The Geometric Probability
This probability class models the number of the trial for which an event succeeds (or fails). Lets assume that a weapon has a 2% chance of misfiring in competition. What is the chance the weapon will misfire on the 4th shot? Here we only care about the 4th shot, P(Y=4) but we could use the cumulative P(Y<=4) to see the chance of a misfire before the 5th shot. When we say P(Y=4) we are saying "what is the chance for a fire,fire,fire then a misfire?" For our example the arguments are simply:
GeometricProbability gp(4, .02);
GeometricProbability gpc(4, .02,
Probability::RandomVariableType::LESSTHANOREQUAL);
The Negative Binomial probability
This probabilty class is similar to the Geometric and models the number of the trial for which the Kth event succeeds (or fails).

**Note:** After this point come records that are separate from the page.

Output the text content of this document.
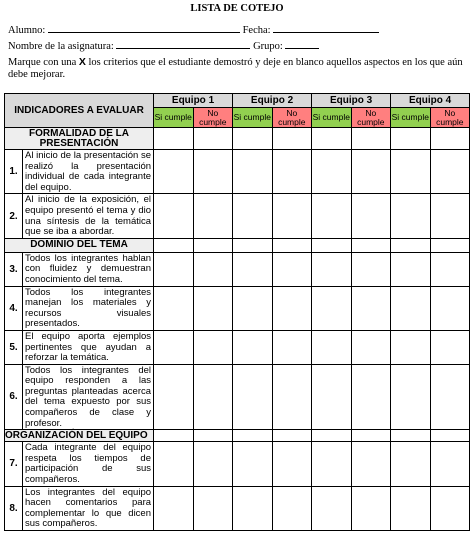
LISTA DE COTEJO
Alumno:	Fecha:
Nombre de la asignatura:	Grupo:
Marque con una X los criterios que el estudiante demostró y deje en blanco aquellos aspectos en los que aún debe mejorar.
INDICADORES A EVALUAR		Equipo 1		Equipo 2		Equipo 3		Equipo 4	
		Si cumple	No cumple	Si cumple	No cumple	Si cumple	No cumple	Si cumple	No cumple
FORMALIDAD DE LA PRESENTACIÓN									
1.	Al inicio de la presentación se realizó la presentación individual de cada integrante del equipo.								
2.	Al inicio de la exposición, el equipo presentó el tema y dio una síntesis de la temática que se iba a abordar.								
DOMINIO DEL TEMA									
3.	Todos los integrantes hablan con fluidez y demuestran conocimiento del tema.								
4.	Todos los integrantes manejan los materiales y recursos visuales presentados.								
5.	El equipo aporta ejemplos pertinentes que ayudan a reforzar la temática.								
6.	Todos los integrantes del equipo responden a las preguntas planteadas acerca del tema expuesto por sus compañeros de clase y profesor.								
ORGANIZACIÓN DEL EQUIPO									
7.	Cada integrante del equipo respeta los tiempos de participación de sus compañeros.								
8.	Los integrantes del equipo hacen comentarios para complementar lo que dicen sus compañeros.								
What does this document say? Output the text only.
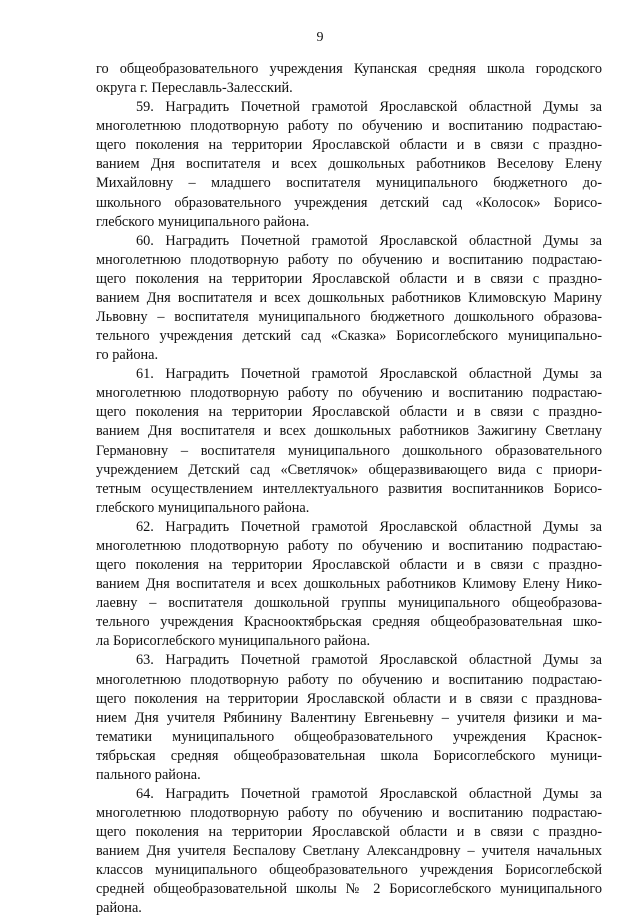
9
го общеобразовательного учреждения Купанская средняя школа городского
округа г. Переславль-Залесский.
59. Наградить Почетной грамотой Ярославской областной Думы за
многолетнюю плодотворную работу по обучению и воспитанию подрастаю-
щего поколения на территории Ярославской области и в связи с праздно-
ванием Дня воспитателя и всех дошкольных работников Веселову Елену
Михайловну – младшего воспитателя муниципального бюджетного до-
школьного образовательного учреждения детский сад «Колосок» Борисо-
глебского муниципального района.
60. Наградить Почетной грамотой Ярославской областной Думы за
многолетнюю плодотворную работу по обучению и воспитанию подрастаю-
щего поколения на территории Ярославской области и в связи с праздно-
ванием Дня воспитателя и всех дошкольных работников Климовскую Марину
Львовну – воспитателя муниципального бюджетного дошкольного образова-
тельного учреждения детский сад «Сказка» Борисоглебского муниципально-
го района.
61. Наградить Почетной грамотой Ярославской областной Думы за
многолетнюю плодотворную работу по обучению и воспитанию подрастаю-
щего поколения на территории Ярославской области и в связи с праздно-
ванием Дня воспитателя и всех дошкольных работников Зажигину Светлану
Германовну – воспитателя муниципального дошкольного образовательного
учреждением Детский сад «Светлячок» общеразвивающего вида с приори-
тетным осуществлением интеллектуального развития воспитанников Борисо-
глебского муниципального района.
62. Наградить Почетной грамотой Ярославской областной Думы за
многолетнюю плодотворную работу по обучению и воспитанию подрастаю-
щего поколения на территории Ярославской области и в связи с праздно-
ванием Дня воспитателя и всех дошкольных работников Климову Елену Нико-
лаевну – воспитателя дошкольной группы муниципального общеобразова-
тельного учреждения Краснооктябрьская средняя общеобразовательная шко-
ла Борисоглебского муниципального района.
63. Наградить Почетной грамотой Ярославской областной Думы за
многолетнюю плодотворную работу по обучению и воспитанию подрастаю-
щего поколения на территории Ярославской области и в связи с празднова-
нием Дня учителя Рябинину Валентину Евгеньевну – учителя физики и ма-
тематики муниципального общеобразовательного учреждения Краснок-
тябрьская средняя общеобразовательная школа Борисоглебского муници-
пального района.
64. Наградить Почетной грамотой Ярославской областной Думы за
многолетнюю плодотворную работу по обучению и воспитанию подрастаю-
щего поколения на территории Ярославской области и в связи с праздно-
ванием Дня учителя Беспалову Светлану Александровну – учителя начальных
классов муниципального общеобразовательного учреждения Борисоглебской
средней общеобразовательной школы № 2 Борисоглебского муниципального
района.
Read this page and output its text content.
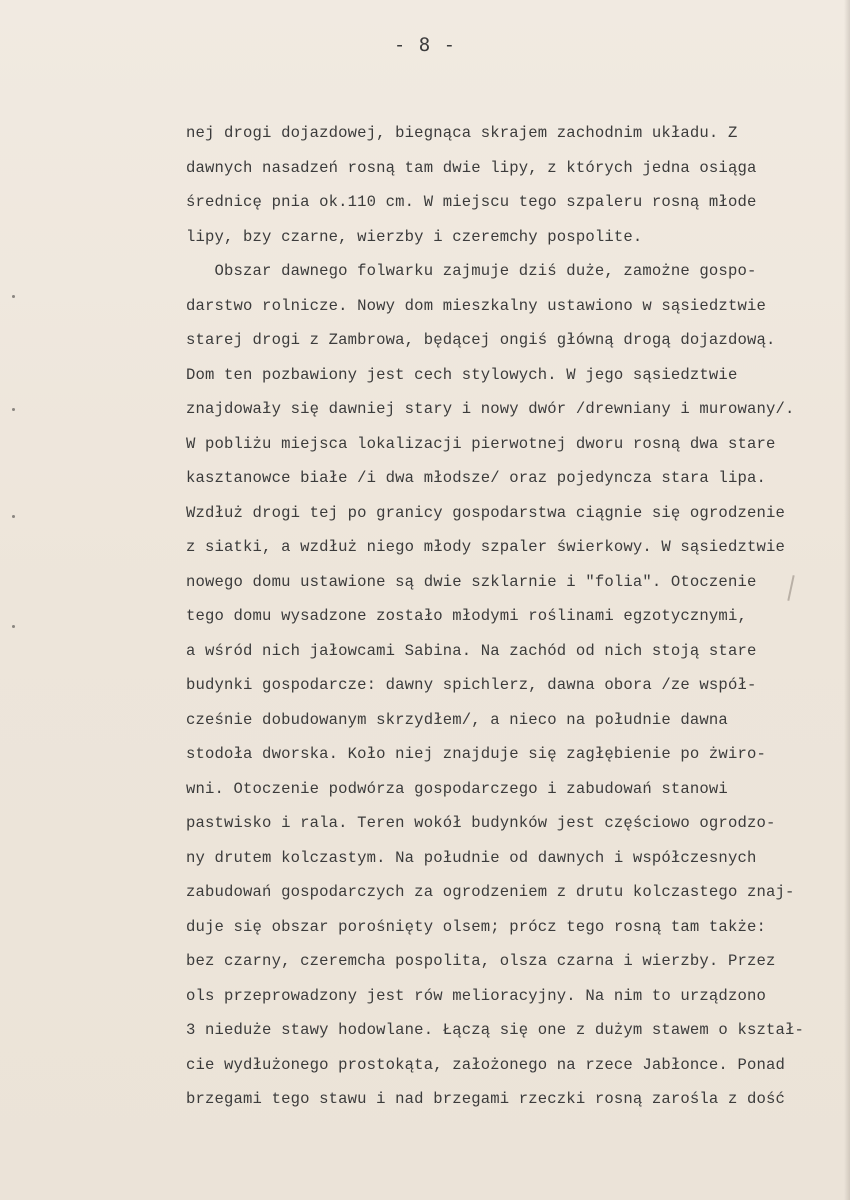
- 8 -
nej drogi dojazdowej, biegnąca skrajem zachodnim układu. Z
dawnych nasadzeń rosną tam dwie lipy, z których jedna osiąga
średnicę pnia ok.110 cm. W miejscu tego szpaleru rosną młode
lipy, bzy czarne, wierzby i czeremchy pospolite.
Obszar dawnego folwarku zajmuje dziś duże, zamożne gospo-
darstwo rolnicze. Nowy dom mieszkalny ustawiono w sąsiedztwie
starej drogi z Zambrowa, będącej ongiś główną drogą dojazdową.
Dom ten pozbawiony jest cech stylowych. W jego sąsiedztwie
znajdowały się dawniej stary i nowy dwór /drewniany i murowany/.
W pobliżu miejsca lokalizacji pierwotnej dworu rosną dwa stare
kasztanowce białe /i dwa młodsze/ oraz pojedyncza stara lipa.
Wzdłuż drogi tej po granicy gospodarstwa ciągnie się ogrodzenie
z siatki, a wzdłuż niego młody szpaler świerkowy. W sąsiedztwie
nowego domu ustawione są dwie szklarnie i "folia". Otoczenie
tego domu wysadzone zostało młodymi roślinami egzotycznymi,
a wśród nich jałowcami Sabina. Na zachód od nich stoją stare
budynki gospodarcze: dawny spichlerz, dawna obora /ze współ-
cześnie dobudowanym skrzydłem/, a nieco na południe dawna
stodoła dworska. Koło niej znajduje się zagłębienie po żwiro-
wni. Otoczenie podwórza gospodarczego i zabudowań stanowi
pastwisko i rala. Teren wokół budynków jest częściowo ogrodzo-
ny drutem kolczastym. Na południe od dawnych i współczesnych
zabudowań gospodarczych za ogrodzeniem z drutu kolczastego znaj-
duje się obszar porośnięty olsem; prócz tego rosną tam także:
bez czarny, czeremcha pospolita, olsza czarna i wierzby. Przez
ols przeprowadzony jest rów melioracyjny. Na nim to urządzono
3 nieduże stawy hodowlane. Łączą się one z dużym stawem o kształ-
cie wydłużonego prostokąta, założonego na rzece Jabłonce. Ponad
brzegami tego stawu i nad brzegami rzeczki rosną zarośla z dość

Like the last example we could ask what is the chance that the weapon misfires three times by the 20th shot. This means that there will be two misfires within the first 19 shots and that the last shot is the third misfire.
NegativeBinomialProbability np(20,3,.02);
The HyperGeometric Probability
This class models a more complex event choosing from two sets. It is also the probability that models modern day lotteries. Suppose we have a bag with 3 red chips and 5 black chips. We want to know the chance of picking one red chip out of three picks. The bag is dark and picking from the bag is assumed random. The HyperGeometric probability considers 4 arguments.

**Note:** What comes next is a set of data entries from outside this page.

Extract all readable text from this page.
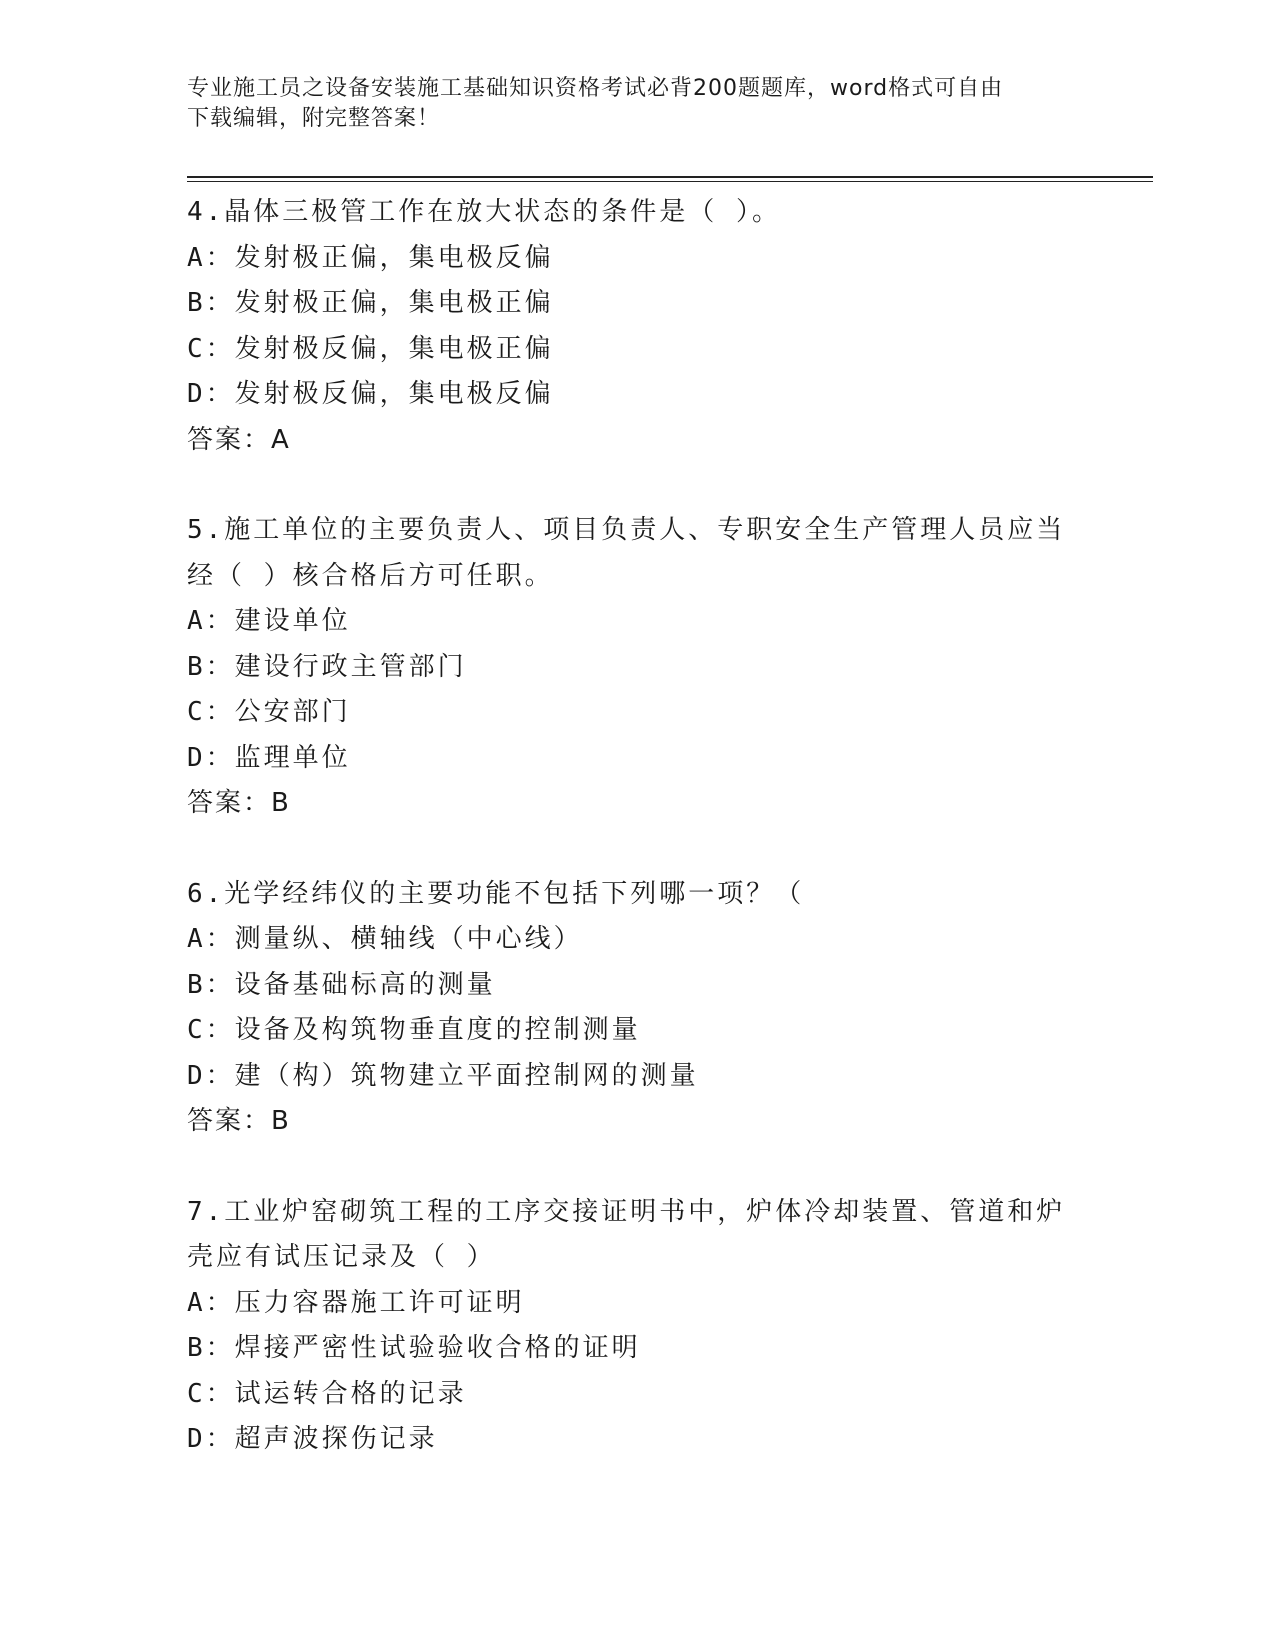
专业施工员之设备安装施工基础知识资格考试必背200题题库，word格式可自由
下载编辑，附完整答案！
4.晶体三极管工作在放大状态的条件是（ ）。
A：发射极正偏，集电极反偏
B：发射极正偏，集电极正偏
C：发射极反偏，集电极正偏
D：发射极反偏，集电极反偏
答案：A
5.施工单位的主要负责人、项目负责人、专职安全生产管理人员应当
经（ ）核合格后方可任职。
A：建设单位
B：建设行政主管部门
C：公安部门
D：监理单位
答案：B
6.光学经纬仪的主要功能不包括下列哪一项？（
A：测量纵、横轴线（中心线）
B：设备基础标高的测量
C：设备及构筑物垂直度的控制测量
D：建（构）筑物建立平面控制网的测量
答案：B
7.工业炉窑砌筑工程的工序交接证明书中，炉体冷却装置、管道和炉
壳应有试压记录及（ ）
A：压力容器施工许可证明
B：焊接严密性试验验收合格的证明
C：试运转合格的记录
D：超声波探伤记录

- N - the population size, which is 8 chips total, 3 red and 5 black
- n - the sample size, we are making 3 picks (this assumes chips are not put back into the bag after picking!!)
- r - the set of items we are interested in. We want red chips and there are 3 in the set.
- y - the number of items from the sample set we are interested in. We only care about getting EXACTLY one. If we wanted to consider 1 or more or 2 or less or 3 or less then it would be a cumulative probability.
HyperGeometricProbability hgp(8,3,3,1);
A more practical example might be finding the probability of an event in a legal case. 20 workers consisting of three minorities are chosen from to fill two types of positions, 16 regular labor positions and 4 heavy labor positions. The minorities claim in a lawsuit that all of them are chosen for heavy labor positions while the employer contends the assignments are random. To figure out what the chance that all minorities are chosen for the heavy labor job we set our population size, N=20, the sample size is, n=4, for the number of heavy labor positions, the set of items we are interested in is r=3 for the number of minorities and we are interested in when y=3 or when all the minorities are chosen.
HyperGeometricProbability hgp(20,4,3,3);
The Poisson Probability
The Poisson probability models events based around a known average. The average is based on events that can happen at anytime and are considered instantaneous (meaning two events don't happen at the exact same time). For example, the number of typing errors per page or the number of traffic accidents at a street intersection in a year have an average that is Poisson-"ish". If we know that a certain intersection has an average of 7 traffic accidents a year and we want to output what is the probability that there will be 5 or less accidents this year...
cout<< PoissonProbability(5,7,
Probability::RandomVariableType::LESSTHANOREQUAL).GetResult();
Set Theory and Composite events
One of the things not included with these probability classes is the set theory involved in mixing the probabilities to get your own relevant answers. To model more complex events you need to understand the concept of Independence and Mutual Exclusiveness between sub events. Probability has addition and multiplication rules for independency and mutual exclusiveness between events. These involve the concepts of Union and Intersection in Set theory. It is beyond the scope of this article to explain it in detail. The reader should learn about Bayes theorem as well. There are numerous examples and explanations on the web.
For example, the chance that a seven is rolled with two dice involves a bit more thought. To show modeling of composite events, we would want to multiply the probabilities of Random Variables, Y1 and Y2, where Y1 + Y2 = 7, because each event of rolling a die is independent of the other. The notation being P(Y1 = a) intersect P(Y2 = 7-a) which is P(Y1=a) * P(Y2=7-a).
int Y1, Y2;
int N = 6;
int Roll = 7;
double p = 1.0/6.0;
double result = 0.0;
for(Y1=1; Y1<=6; Y1++)
{
Y2 = Roll - Y1;
BinomialProbability bp1( N, Y1, p);
BinomialProbability bp2( N, Y2, p);
result += bp1.GetResult() * bp2.GetResult()
}
cout << result;
Also included with each probability is the Expected Value or Mean of the distribution as well as the Variance. These can be retrieved with the GetExpectedValue
and GetVariance
functions.